José Fort, pour des dizaines de milliers de jeunes, c’est d’abord une voix : celle qui retentit longtemps au début du meeting central de la fête de l’Humanité. Le petit ouvrage qu’il publie leur apprendra que José Fort, c’est plus encore une plume.
Né en plein cœur du tumultueux XXe siècle d’une mère espagnole, infirmière au service des Brigades internationales, et d’un père volontaire français dans lesdites brigades – engagement qui lui coûte la vue, définitivement –, notre jeune homme est amené à croiser à la table familiale des figures de tout premier plan du communisme espagnol, à commencer par la Pasionaria. Passé entre les mains de quelques professeurs communistes de haut vol au lycée Jacques-Decour à Paris (Charles Fourniau notamment), il s’engage tôt aux JC et se fait journaliste puis directeur politique de l’Avant-Garde – l’organe des JC – dans la première moitié des années 1970. Mais c’est à l’Humanité qu’il s’illustrera des décennies durant, notamment comme chef de la rubrique internationale.
C’est ainsi à une plongée dans les tumultueuses années 1970-1990 que nous invite notre homme, en cinquante textes alertes, menant des rêves cubains au drame palestinien, en passant par le Chili, le Liban ou la RDA. Derrière les anecdotes qui parsèment l’ouvrage et lui donnent son charme léger, ce sont des hommes et des femmes qui sont rendus à la vie et à la mémoire – aussi variés que le rédacteur en chef de1958 à 1985, René Andrieu (1920-1998), le chef de la rubrique internationale de 1963 à 1982, Yves Moreau (1917-2014), le secrétaire général de la rédaction Henri Alleg (1921-2013), le syndicaliste espagnol Marcelino Camacho (1918-2010), le père du Che (1900-1987)… Ce sont des séquences historiques qui sont éclairées, incarnées, en France et dans maints points chauds du monde. Fraternellement préfacé par l’ancien directeur de l’Humanité, Roland Leroy, l’ouvrage propose des incursions dans ce qu’a pu être le quotidien de cette rédaction aussi prestigieuse que singulière. Parmi ses figures de proue, l’Humanité d’alors compte bien sûr un dessinateur extraordinaire, Wolinski. Une belle place lui est faite dans le livre mais celle-ci aurait dû être bien plus importante, car c’est bien un livre à quatre mains qui était envisagé, avant la tuerie…

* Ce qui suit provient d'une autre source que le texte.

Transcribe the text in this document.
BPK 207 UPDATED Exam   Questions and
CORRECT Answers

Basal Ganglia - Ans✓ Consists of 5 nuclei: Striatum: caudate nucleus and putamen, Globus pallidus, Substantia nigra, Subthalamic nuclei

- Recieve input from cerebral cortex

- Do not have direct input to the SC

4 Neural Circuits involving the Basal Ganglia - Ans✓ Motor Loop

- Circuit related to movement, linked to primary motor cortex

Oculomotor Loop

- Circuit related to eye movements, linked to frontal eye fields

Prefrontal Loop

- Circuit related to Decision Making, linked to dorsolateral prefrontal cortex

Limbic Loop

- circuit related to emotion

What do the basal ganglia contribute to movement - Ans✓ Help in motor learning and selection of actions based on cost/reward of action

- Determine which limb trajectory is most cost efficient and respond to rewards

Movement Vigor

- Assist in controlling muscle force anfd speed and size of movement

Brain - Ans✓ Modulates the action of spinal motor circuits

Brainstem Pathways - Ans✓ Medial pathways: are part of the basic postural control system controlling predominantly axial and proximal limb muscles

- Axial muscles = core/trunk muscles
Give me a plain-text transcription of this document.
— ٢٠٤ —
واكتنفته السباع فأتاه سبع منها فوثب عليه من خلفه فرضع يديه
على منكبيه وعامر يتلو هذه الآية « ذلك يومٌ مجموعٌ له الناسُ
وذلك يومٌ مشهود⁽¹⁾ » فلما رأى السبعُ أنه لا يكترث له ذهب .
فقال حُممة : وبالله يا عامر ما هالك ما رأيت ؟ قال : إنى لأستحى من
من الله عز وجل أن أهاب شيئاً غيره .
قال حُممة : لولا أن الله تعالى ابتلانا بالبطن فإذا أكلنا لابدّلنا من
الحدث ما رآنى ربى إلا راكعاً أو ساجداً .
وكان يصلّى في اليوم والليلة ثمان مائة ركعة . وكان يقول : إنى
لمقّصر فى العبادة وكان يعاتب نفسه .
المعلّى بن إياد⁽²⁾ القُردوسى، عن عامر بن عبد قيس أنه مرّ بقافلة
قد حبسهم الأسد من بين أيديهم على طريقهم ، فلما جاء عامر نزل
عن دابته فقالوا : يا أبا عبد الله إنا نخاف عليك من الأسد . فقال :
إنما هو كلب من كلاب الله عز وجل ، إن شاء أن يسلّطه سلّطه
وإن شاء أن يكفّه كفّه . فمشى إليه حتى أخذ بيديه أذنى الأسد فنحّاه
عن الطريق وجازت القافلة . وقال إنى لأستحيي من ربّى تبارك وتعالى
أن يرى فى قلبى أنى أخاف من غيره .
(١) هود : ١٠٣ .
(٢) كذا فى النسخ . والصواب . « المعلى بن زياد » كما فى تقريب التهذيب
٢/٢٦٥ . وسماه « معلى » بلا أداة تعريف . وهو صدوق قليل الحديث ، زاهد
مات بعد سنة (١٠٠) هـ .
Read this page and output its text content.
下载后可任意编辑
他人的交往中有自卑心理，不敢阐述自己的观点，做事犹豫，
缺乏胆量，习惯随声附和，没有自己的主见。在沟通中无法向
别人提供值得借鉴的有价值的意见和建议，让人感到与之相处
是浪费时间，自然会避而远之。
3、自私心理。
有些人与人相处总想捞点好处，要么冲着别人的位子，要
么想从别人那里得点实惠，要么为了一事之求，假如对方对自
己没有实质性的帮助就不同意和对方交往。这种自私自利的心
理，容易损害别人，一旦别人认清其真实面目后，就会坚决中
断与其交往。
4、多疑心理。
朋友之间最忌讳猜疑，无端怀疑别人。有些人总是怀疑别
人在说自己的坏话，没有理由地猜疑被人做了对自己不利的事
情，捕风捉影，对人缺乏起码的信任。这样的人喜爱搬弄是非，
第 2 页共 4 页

Reste qu’à travers ce point d’observation privilégié, José Fort, seul donc, nous livre un regard sur l’histoire de notre monde en ce temps décisif marqué par les derniers feux puis l’effondrement des principales tentatives de dépassement du capitalisme au XXe siècle. Un détour léger et profond qui ravive la colère pour mieux assurer l’espoir, qui leste les luttes du présent d’une réflexion sur un passé qu’il ne s’agit ni d’effacer ni de caricaturer, mais de comprendre pour construire l’avenir.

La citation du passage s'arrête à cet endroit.